Division of Public Health, Hygiene and Epidemiology, Faculty of Medicine, Tohoku Medical and Pharmaceutical University.
Department of Hygiene and Public Health, Teikyo University School of Medicine.
J Atheroscler Thromb. 2021 Jan 1;28(1):6-24. doi: 10.5551/jat.52613. Epub 2020 Apr 8.
Lifetime risk (LTR) indicates the absolute risk of disease during the remainder of an individual's lifetime. We aimed to assess the LTRs for coronary heart disease (CHD) mortality associated with blood pressure (BP) and total cholesterol levels in an Asian population using a meta-analysis of individual participant data because no previous studies have assessed this risk.
We analyzed data from 105,432 Japanese participants in 13 cohorts. Apart from grade 1 and 2-3 hypertension groups, we defined "normal BP" as systolic/diastolic BP <130/<80 mmHg and "high BP" as 130-139/80-89 mmHg. The sex-specific LTR was estimated while considering the competing risk of death.

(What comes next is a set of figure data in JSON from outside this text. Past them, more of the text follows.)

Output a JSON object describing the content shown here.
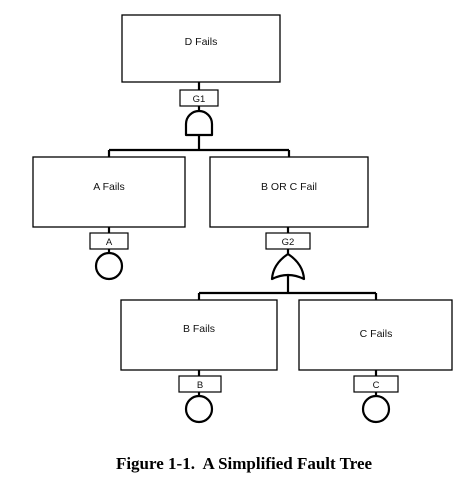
{
  "events": {
    "top": "D Fails",
    "a": "A Fails",
    "bc": "B OR C Fail",
    "b": "B Fails",
    "c": "C Fails"
  },
  "gates": {
    "g1": {
      "label": "G1",
      "type": "and"
    },
    "g2": {
      "label": "G2",
      "type": "or"
    }
  },
  "basic_events": {
    "a": "A",
    "b": "B",
    "c": "C"
  },
  "caption": "Figure 1-1.  A Simplified Fault Tree"
}
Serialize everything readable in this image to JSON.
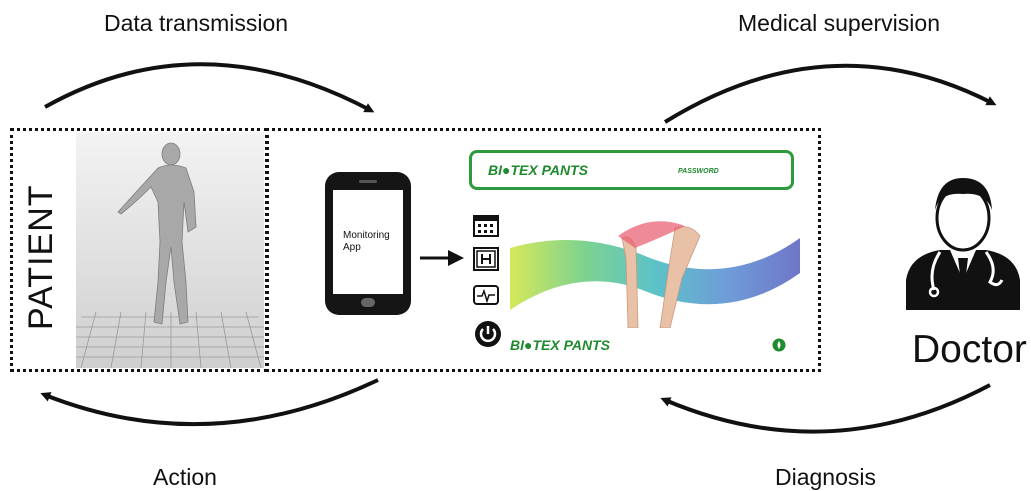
{
  "labels": {
    "data_transmission": "Data transmission",
    "medical_supervision": "Medical supervision",
    "action": "Action",
    "diagnosis": "Diagnosis",
    "patient": "PATIENT",
    "doctor": "Doctor"
  },
  "phone": {
    "screen_text_line1": "Monitoring",
    "screen_text_line2": "App"
  },
  "app_screen": {
    "brand_top": "BI●TEX PANTS",
    "password_label": "PASSWORD",
    "brand_bottom": "BI●TEX PANTS",
    "icons": [
      "calendar-icon",
      "hospital-icon",
      "monitor-icon",
      "power-icon"
    ]
  },
  "colors": {
    "brand_green": "#1f8a2e",
    "border": "#111111"
  }
}
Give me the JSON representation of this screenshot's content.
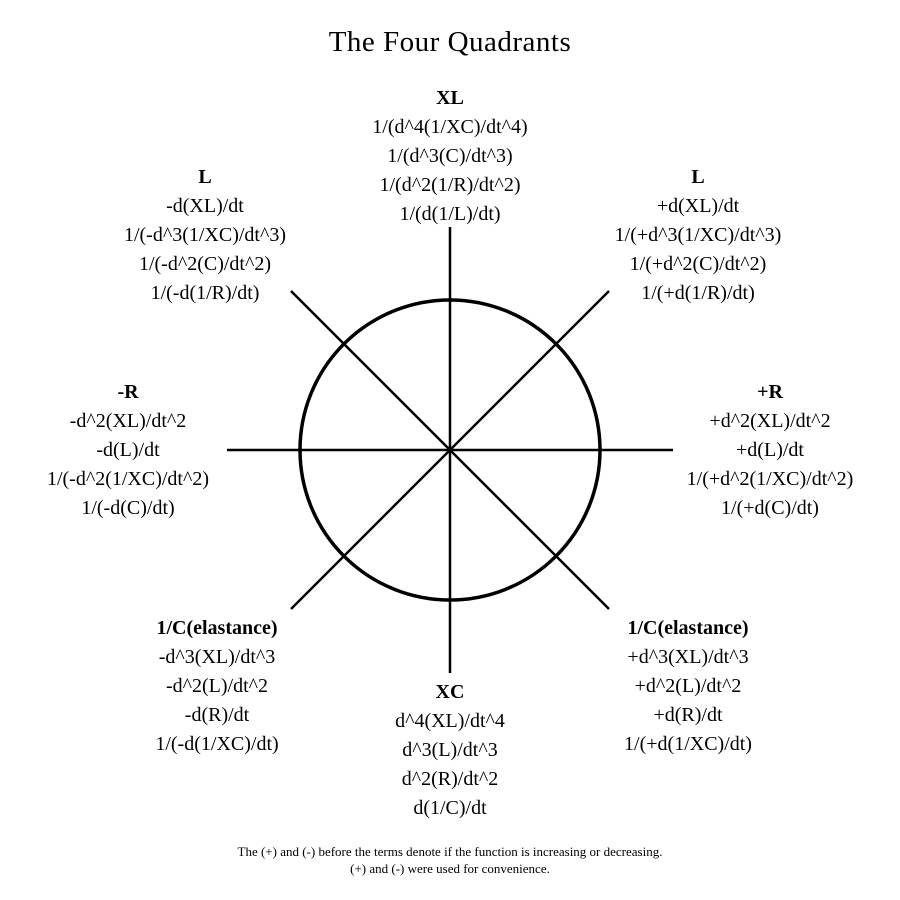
{
  "title": "The Four Quadrants",
  "groups": {
    "top": {
      "head": "XL",
      "lines": [
        "1/(d^4(1/XC)/dt^4)",
        "1/(d^3(C)/dt^3)",
        "1/(d^2(1/R)/dt^2)",
        "1/(d(1/L)/dt)"
      ]
    },
    "top_left": {
      "head": "L",
      "lines": [
        "-d(XL)/dt",
        "1/(-d^3(1/XC)/dt^3)",
        "1/(-d^2(C)/dt^2)",
        "1/(-d(1/R)/dt)"
      ]
    },
    "top_right": {
      "head": "L",
      "lines": [
        "+d(XL)/dt",
        "1/(+d^3(1/XC)/dt^3)",
        "1/(+d^2(C)/dt^2)",
        "1/(+d(1/R)/dt)"
      ]
    },
    "left": {
      "head": "-R",
      "lines": [
        "-d^2(XL)/dt^2",
        "-d(L)/dt",
        "1/(-d^2(1/XC)/dt^2)",
        "1/(-d(C)/dt)"
      ]
    },
    "right": {
      "head": "+R",
      "lines": [
        "+d^2(XL)/dt^2",
        "+d(L)/dt",
        "1/(+d^2(1/XC)/dt^2)",
        "1/(+d(C)/dt)"
      ]
    },
    "bottom_left": {
      "head": "1/C(elastance)",
      "lines": [
        "-d^3(XL)/dt^3",
        "-d^2(L)/dt^2",
        "-d(R)/dt",
        "1/(-d(1/XC)/dt)"
      ]
    },
    "bottom_right": {
      "head": "1/C(elastance)",
      "lines": [
        "+d^3(XL)/dt^3",
        "+d^2(L)/dt^2",
        "+d(R)/dt",
        "1/(+d(1/XC)/dt)"
      ]
    },
    "bottom": {
      "head": "XC",
      "lines": [
        "d^4(XL)/dt^4",
        "d^3(L)/dt^3",
        "d^2(R)/dt^2",
        "d(1/C)/dt"
      ]
    }
  },
  "footnote": {
    "line1": "The (+) and (-) before the terms denote if the function is increasing or decreasing.",
    "line2": "(+) and (-) were used for convenience."
  }
}
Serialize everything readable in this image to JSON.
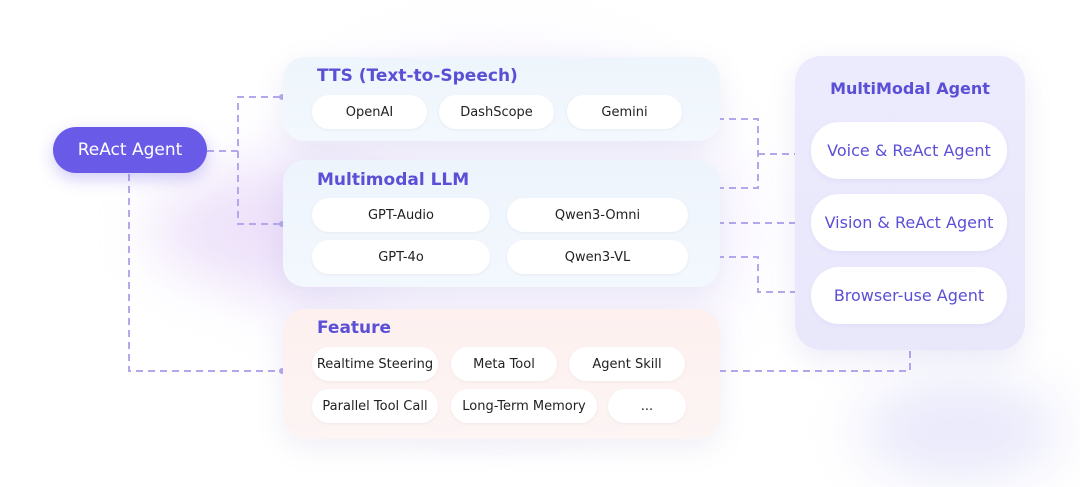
{
  "react_agent": {
    "label": "ReAct Agent"
  },
  "tts": {
    "title": "TTS (Text-to-Speech)",
    "items": [
      "OpenAI",
      "DashScope",
      "Gemini"
    ]
  },
  "llm": {
    "title": "Multimodal LLM",
    "items": [
      "GPT-Audio",
      "Qwen3-Omni",
      "GPT-4o",
      "Qwen3-VL"
    ]
  },
  "feature": {
    "title": "Feature",
    "items": [
      "Realtime Steering",
      "Meta Tool",
      "Agent Skill",
      "Parallel Tool Call",
      "Long-Term Memory",
      "..."
    ]
  },
  "multimodal_agent": {
    "title": "MultiModal Agent",
    "items": [
      "Voice & ReAct Agent",
      "Vision & ReAct Agent",
      "Browser-use Agent"
    ]
  },
  "colors": {
    "accent": "#6a5ae8",
    "title_text": "#5b4fd6",
    "connector": "#b3a8ec",
    "tts_bg": "#eef5fc",
    "llm_bg": "#eef4fc",
    "feature_bg": "#fdf0ef",
    "agent_panel_bg": "#eceafd"
  }
}
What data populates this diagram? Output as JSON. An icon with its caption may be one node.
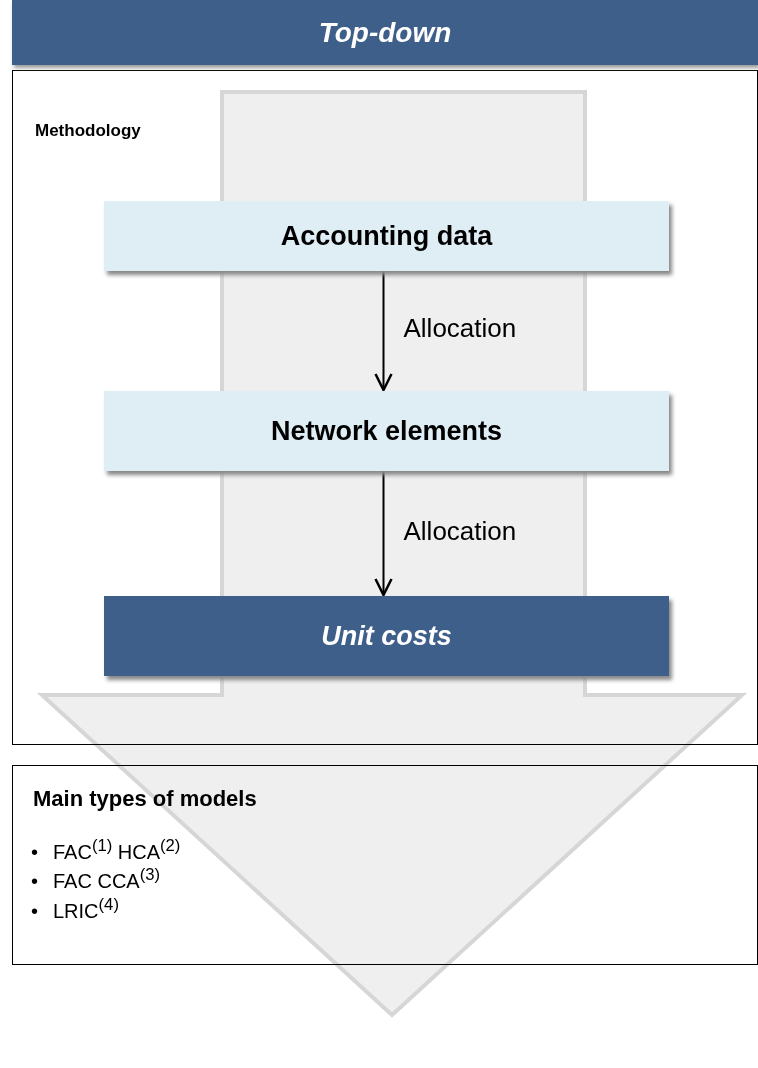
{
  "diagram": {
    "nodes": [
      {
        "text": [
          "Top-down"
        ]
      },
      {
        "text": [
          "Methodology"
        ]
      },
      {
        "text": [
          "Accounting data"
        ],
        "in": 1
      },
      {
        "text": [
          "Network elements"
        ],
        "in": 1
      },
      {
        "text": [
          "Unit costs"
        ],
        "in": 1
      },
      {
        "text": [
          "Main types of models",
          "FAC$^{(1)}$ HCA$^{(2)}$",
          "FAC CCA$^{(3)}$",
          "LRIC$^{(4)}$"
        ]
      }
    ],
    "edges": [
      {
        "from": 2,
        "to": 3,
        "arrow": "to",
        "label": "Allocation"
      },
      {
        "from": 3,
        "to": 4,
        "arrow": "to",
        "label": "Allocation"
      }
    ],
    "labels": [
      "•",
      "•",
      "•"
    ]
  }
}
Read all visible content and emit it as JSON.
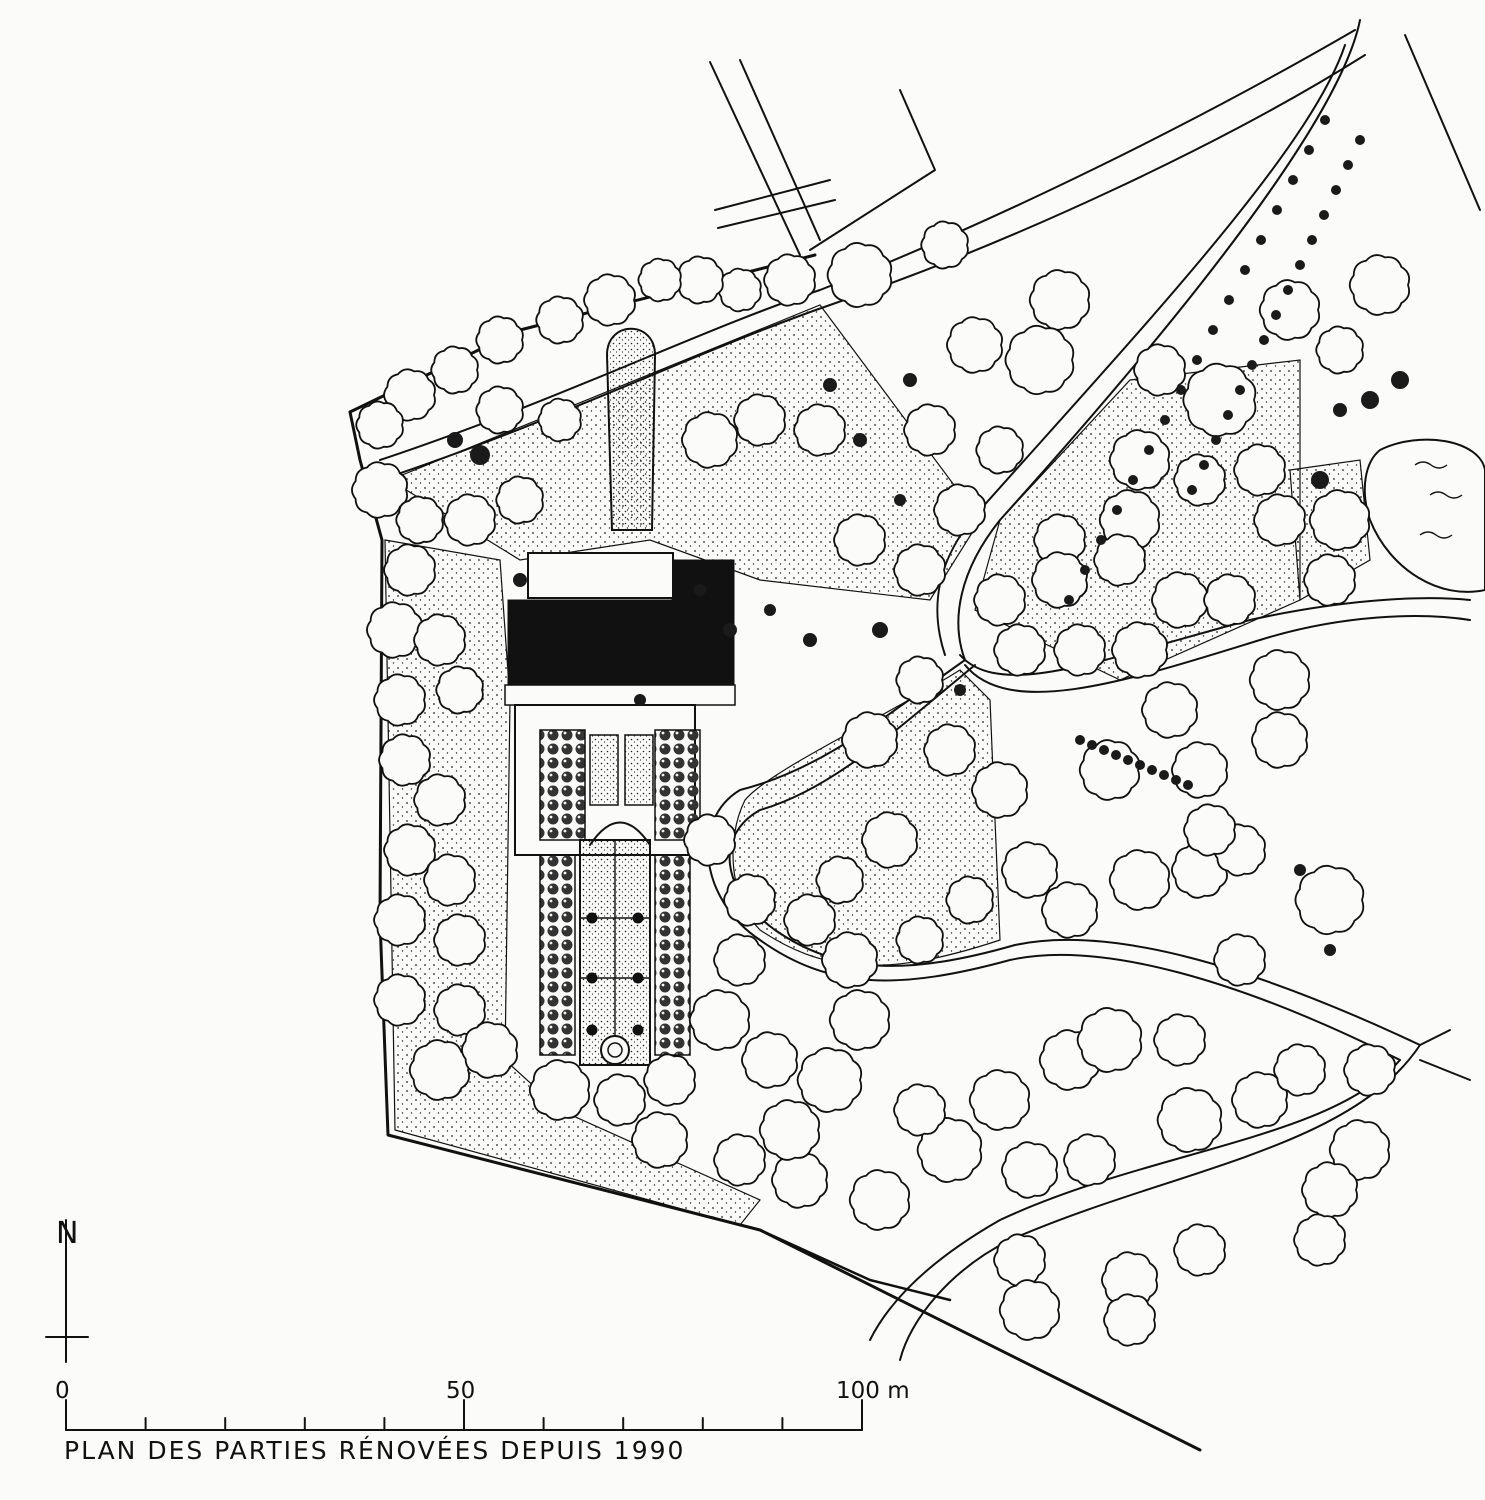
{
  "caption": "PLAN DES PARTIES RÉNOVÉES DEPUIS 1990",
  "north_label": "N",
  "scale_bar": {
    "labels": [
      "0",
      "50",
      "100 m"
    ],
    "max_value": 100,
    "unit": "m",
    "minor_divisions": 10
  },
  "legend_items": [],
  "colors": {
    "ink": "#111111",
    "paper": "#fbfbf9"
  }
}
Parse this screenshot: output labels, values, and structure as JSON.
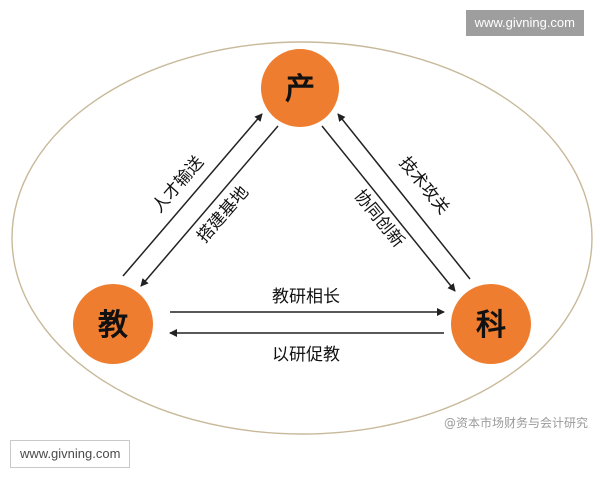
{
  "watermark_top": "www.givning.com",
  "watermark_bottom": "www.givning.com",
  "credit": "@资本市场财务与会计研究",
  "nodes": {
    "top": "产",
    "left": "教",
    "right": "科"
  },
  "labels": {
    "left_outer": "人才输送",
    "left_inner": "搭建基地",
    "right_outer": "技术攻关",
    "right_inner": "协同创新",
    "bottom_upper": "教研相长",
    "bottom_lower": "以研促教"
  },
  "colors": {
    "node_fill": "#ee7d2f",
    "node_text": "#111111",
    "arrow": "#222222",
    "ellipse": "#c8b99a"
  }
}
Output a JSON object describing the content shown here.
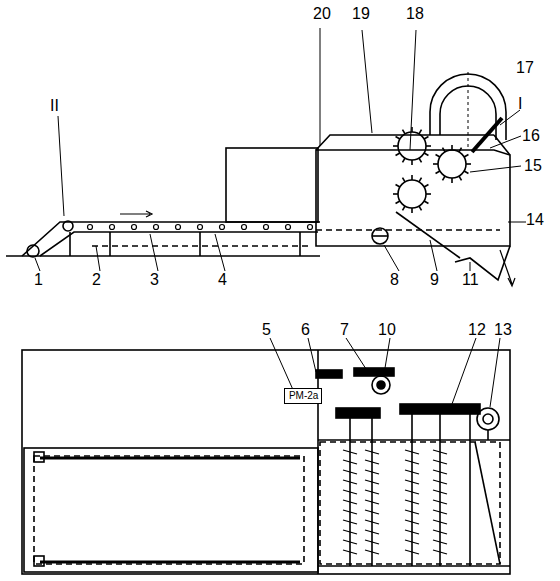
{
  "diagram": {
    "nodes": [
      {
        "text": [
          "РМ-2а"
        ]
      }
    ],
    "labels": [
      "20",
      "19",
      "18",
      "17",
      "I",
      "16",
      "15",
      "14",
      "II",
      "1",
      "2",
      "3",
      "4",
      "8",
      "9",
      "11",
      "5",
      "6",
      "7",
      "10",
      "12",
      "13"
    ]
  }
}
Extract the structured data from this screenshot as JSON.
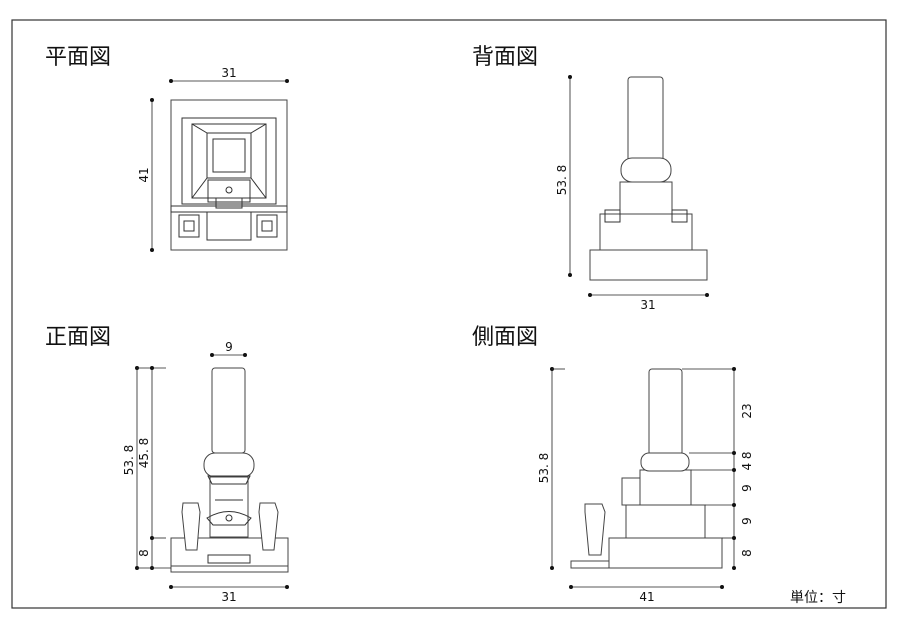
{
  "views": {
    "plan": {
      "title": "平面図",
      "width": "31",
      "depth": "41"
    },
    "back": {
      "title": "背面図",
      "height": "53. 8",
      "width": "31"
    },
    "front": {
      "title": "正面図",
      "pillar_width": "9",
      "total_height": "53. 8",
      "upper_height": "45. 8",
      "base_height": "8",
      "width": "31"
    },
    "side": {
      "title": "側面図",
      "total_height": "53. 8",
      "pillar": "23",
      "band": "4 8",
      "upper_block": "9",
      "middle_block": "9",
      "base": "8",
      "width": "41"
    }
  },
  "unit_label": "単位：寸"
}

During the mean follow-up period of 15 years (1,553,735 person-years), 889 CHD deaths were recorded. The 10-year risk of CHD mortality at index age 35 years was ≤ 0.11%, but the corresponding LTR was ≥ 1.84%. The LTR of CHD at index age 35 years steeply increased with an increase in BP of participants with high total cholesterol levels [≥ 5.7 mmol/L (220 mg/dL)]. This risk was 7.73%/5.77% (95% confidence interval: 3.53%-10.28%/3.83%-7.25%) in men/women with grade 2-3 hypertension and high total cholesterol levels. In normal and high BP groups, the absolute differences in LTRs between the low and high total cholesterol groups were ≤ 0.25% in men and ≤ 0.40% in women.
High total cholesterol levels contributed to an elevated LTR of CHD mortality in hypertensive individuals. These findings could help guide high-risk young individuals toward initiating lifestyle changes or treatments.
终生风险(LTR)表示个体在剩余生命期间患疾病的绝对风险。我们旨在使用个体参与者数据的荟萃分析来评估与血压(BP)和总胆固醇水平相关的冠心病(CHD)死亡率的 LTR,因为以前没有研究评估过这种风险。
我们分析了来自 13 个队列的 105432 名日本参与者的数据。除了 1 级和 2-3 级高血压组外,我们将“正常 BP”定义为收缩压/舒张压<130/<80mmHg,“高 BP”定义为 130-139/80-89mmHg。在考虑死亡的竞争风险的同时,估计了特定性别 LTR。
在平均 15 年(1553735 人年)的随访期间,记录了 889 例 CHD 死亡。在指数年龄 35 岁时,CHD 死亡的 10 年风险≤0.11%,但相应的 LTR≥1.84%。在指数年龄 35 岁时,高总胆固醇水平的参与者的 BP 升高与 CHD 的 LTR 急剧增加相关[≥5.7mmol/L(220mg/dL)]。在 2-3 级高血压和高总胆固醇水平的男性/女性中,该风险分别为 7.73%/5.77%(95%置信区间:3.53%-10.28%/3.83%-7.25%)。在正常和高 BP 组中,低和高总胆固醇组之间 LTR 的绝对差异在男性中≤0.25%,在女性中≤0.40%。
高总胆固醇水平导致高血压个体的 CHD 死亡率升高的 LTR 升高。这些发现可以帮助指导高危年轻个体开始生活方式改变或治疗。